Suppose I have the following simple class:
class HelloWorld:
def call(self):
print('Hello World!')
Then I can use the HelloWorld.call with multiprocessing though python knows how to pickle HelloWorld.call. However, say I want to wrap that function in a metaclass,
class MetaClass(type):
def __new__(mcs, name, bases, dct):
def wrap(f):
def wrapper(self):
print(f.__qualname__)
f(self)
return wrapper
new_dct = dict()
for attr_name in dct.keys():
if callable(dct[attr_name]):
new_dct[attr_name] = wrap(dct[attr_name])
else:
new_dct[attr_name] = dct[attr_name]
return type.__new__(mcs, name, bases, new_dct)

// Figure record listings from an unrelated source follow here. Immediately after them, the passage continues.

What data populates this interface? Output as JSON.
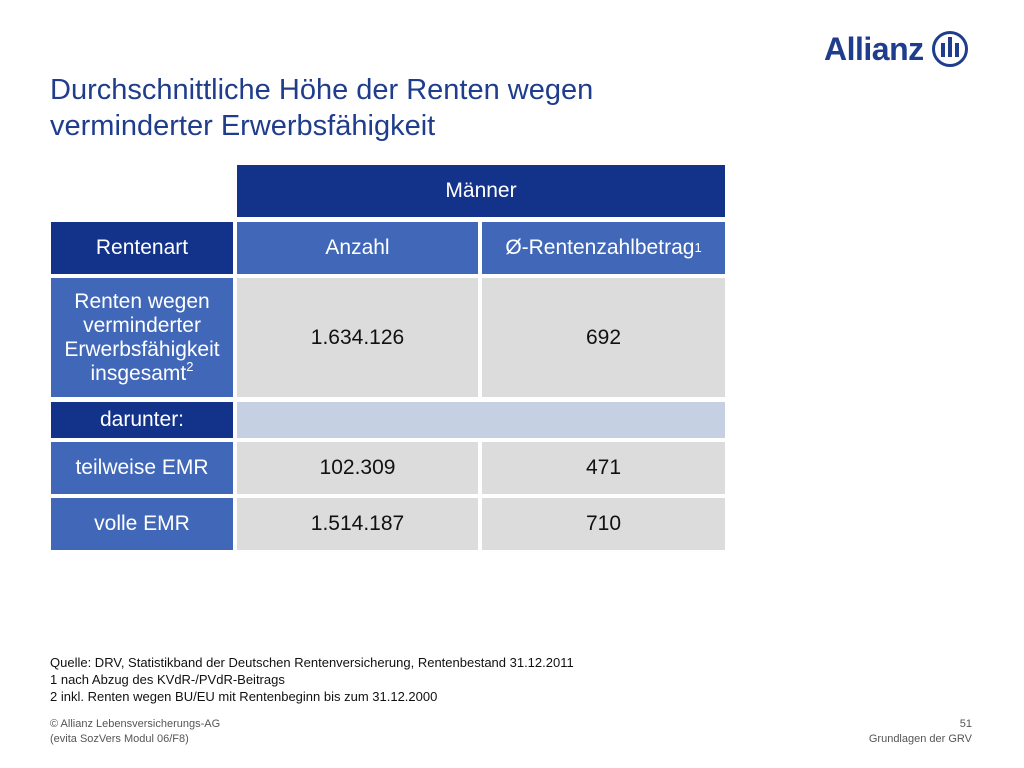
{
  "logo": {
    "text": "Allianz"
  },
  "title": "Durchschnittliche Höhe der Renten wegen verminderter Erwerbsfähigkeit",
  "table": {
    "group_header": "Männer",
    "headers": {
      "rentenart": "Rentenart",
      "anzahl": "Anzahl",
      "betrag": "Ø-Rentenzahlbetrag",
      "betrag_sup": "1"
    },
    "rows": [
      {
        "label": "Renten wegen verminderter Erwerbsfähigkeit insgesamt",
        "label_sup": "2",
        "anzahl": "1.634.126",
        "betrag": "692"
      },
      {
        "label": "darunter:"
      },
      {
        "label": "teilweise EMR",
        "anzahl": "102.309",
        "betrag": "471"
      },
      {
        "label": "volle EMR",
        "anzahl": "1.514.187",
        "betrag": "710"
      }
    ]
  },
  "sources": {
    "quelle": "Quelle: DRV, Statistikband der Deutschen Rentenversicherung, Rentenbestand 31.12.2011",
    "note1": "1  nach Abzug des KVdR-/PVdR-Beitrags",
    "note2": "2  inkl. Renten wegen BU/EU mit Rentenbeginn bis zum 31.12.2000"
  },
  "footer": {
    "copyright": "© Allianz Lebensversicherungs-AG",
    "module": "(evita SozVers Modul 06/F8)",
    "page_number": "51",
    "section": "Grundlagen der GRV"
  },
  "colors": {
    "brand_blue": "#1f3d8c",
    "header_dark": "#13338a",
    "header_mid": "#4167b8",
    "cell_grey": "#dcdcdc",
    "cell_pale": "#c6d0e3"
  }
}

class HelloWorld(metaclass=MetaClass):
def call(self):
print('Hello World!')
Then I can not use HelloWorld.call with multiprocessing, as it will not pickle. What I want is to cause python not use the wrapper-function for pickling, but rather the original function (though after unpickling it will refer to the wrapped function by default).
Any suggestions? Thanks!
Looking at the source code, you can see that ForkingPickler (multiprocessing's custom Pickler) pickles by the method __func__-attribute's __name__. So what I had to do is to set wrapper.__name__ to be the same as the original member's name:
class MetaClass(type):
def __new__(mcs, name, bases, dct):
def wrap(f):
def wrapper(self):
print(f.__qualname__)
f(self)
#############################
wrapper.__name__ = f.__name__
#############################
return wrapper
new_dct = dict()
for attr_name in dct.keys():
if callable(dct[attr_name]):
new_dct[attr_name] = wrap(dct[attr_name])
else:
new_dct[attr_name] = dct[attr_name]
return type.__new__(mcs, name, bases, new_dct)
class HelloWorld(metaclass=MetaClass):
def call(self):
print('Hello World!')
One could also use functools.update_wrapper(wrapper, f) instead of just setting __name__. Will also work.